[feuilleton] : Kurtág György, épisode 2 : Bartók
Par DavidLeMarrec, jeudi 2 juin 2005 à :: Musicontempo :: #38 :: rss
Espoirs trompés et amitiés.
A la suite de cette découverte, Kurtág considéra que la musique de Bartók était celle d'un précurseur, visionnaire d'une voie nouvelle pour la musique hongroise : audacieuse et novatrice, mais profondément enracinée dans le folklore, que Béla Bartók avait en effet exploité à plusieurs niveaux - transcription de thèmes et rythmes préexistants, composition de pièces selon un folklore existant, invention d'un folklore personnel. C'est sans aucun doute ce dernier niveau qui a le plus nourri l'imaginaire kurtágien, dont l'intimité des choix, la personnalité du folklore s'éloignent considérablement de la seule référence hongroise - bien que présente et revendiquée, elle se limite à des références, ou à un idéal de caractère. György Ligeti rappelle que cet espoir d'évolution et de rayonnement de la culture hongroise se nourrissait de l'épanouissement constaté des milieux intellectuels depuis la chute du nazisme.
C'est au Conservatoire Ferenc Liszt de Budapest qu'il rencontra, à l'âge de vingt-deux ans, l'autre György, de trois ans son cadet - il était en effet né en 1923 en Transylvanie tandis que Kurtág avait vu le jour le 19 février 1926 à Lugos, dans le Banat, en Roumanie (nom officiel, roumain : Lugoj), près de la frontière yougoslave. Il se trouvaient tous deux originaires de la part de Hongrie cédée en 1921 à la Roumanie du côté des vainqueurs de la première guerre mondiale, par le traité de Trianon. De ces régions majoritairement de langue hongroise, mais dont la langue officielle, qu'ils allaient fréquenter à l'école, était devenue le roumain quelques petites années avant leur naissance.
Ligeti raconte qu'ils nourrissaient le même principal espoir en postulant au Conservatoire : ce n'était pas tant qu'ils désiraient apprendre ou réussir qu'ils espéraient bénéficier des cours que devait dispenser Bartók, qui à la fin de la guerre avait été accablé de distinctions en Hongrie et devait prendre ses fonctions audit conservatoire.
Seulement, à l'automne 1945, le jour même où ils devaient entreprendre la première étape de leur "pélerinage" (sic), c'est-à-dire passer l'examen d'entrée, le drapeau noir était hissé sur le bâtiment qui ne serait jamais le temple espéré - Bartók s'était éteint à New York à l'âge de soixante-quatre ans.

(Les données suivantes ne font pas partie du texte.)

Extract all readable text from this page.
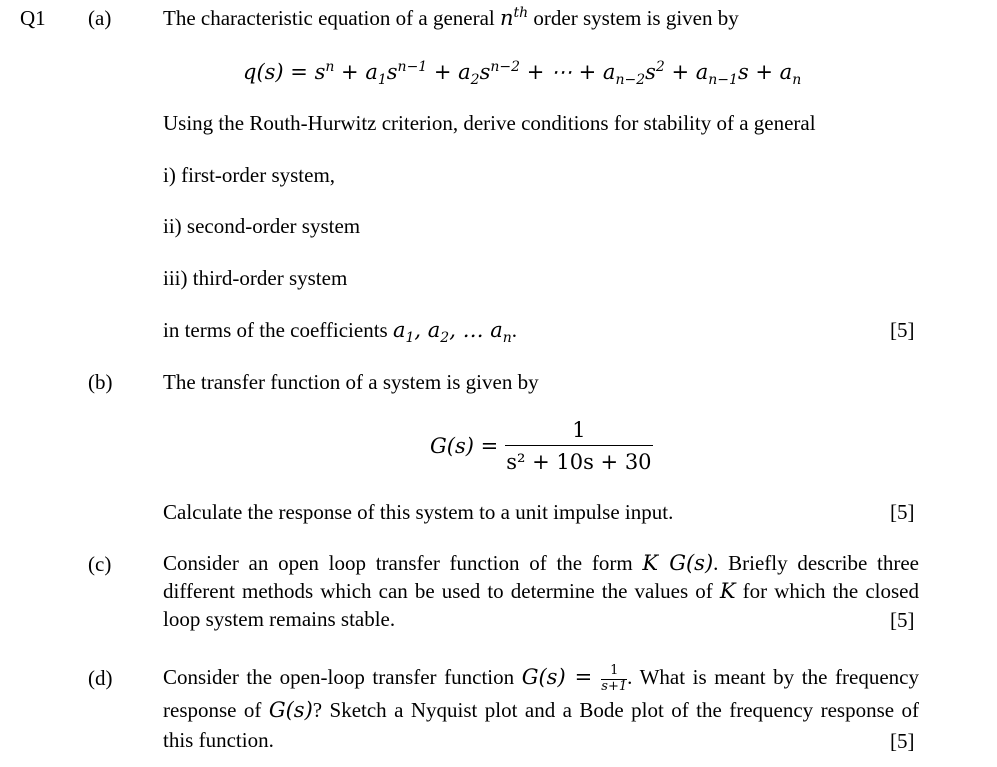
Q1 (a) The characteristic equation of a general $n^{th}$ order system is given by
$q(s) = s^n + a_1s^{n-1} + a_2s^{n-2}$ + ⋯ + $a_{n-2}s^2 + a_{n-1}s + a_n$
Using the Routh-Hurwitz criterion, derive conditions for stability of a general
i) first-order system,
ii) second-order system
iii) third-order system
in terms of the coefficients $a_1$, $a_2$, … $a_n$.	[5]
(b) The transfer function of a system is given by
$G(s) = \frac{1}{\text{s² + 10s + 30}}$
Calculate the response of this system to a unit impulse input.	[5]
(c) Consider an open loop transfer function of the form K G(s). Briefly describe three different methods which can be used to determine the values of K for which the closed loop system remains stable.	[5]
(d) Consider the open-loop transfer function $G(s) = \frac{1}{s+1}$ . What is meant by the frequency response of G(s)? Sketch a Nyquist plot and a Bode plot of the frequency response of this function.	[5]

Dans les couloirs du Conservatoire en deuil, en attendant les épreuves auxquelles ils étaient soumis, l'espace d'une
demi-heure, les deux jeunes commencent à se lier - Ligeti parle de la naissance spontanée d'une amitié. La timidité et l'absence de prétention étaient caractéristiques de Kurtág, nous précise, si besoin était, son ami György. Franz Sulyok, qui n'a pas atteint la même notoriété internationale, faisait également partie de leur groupe amical.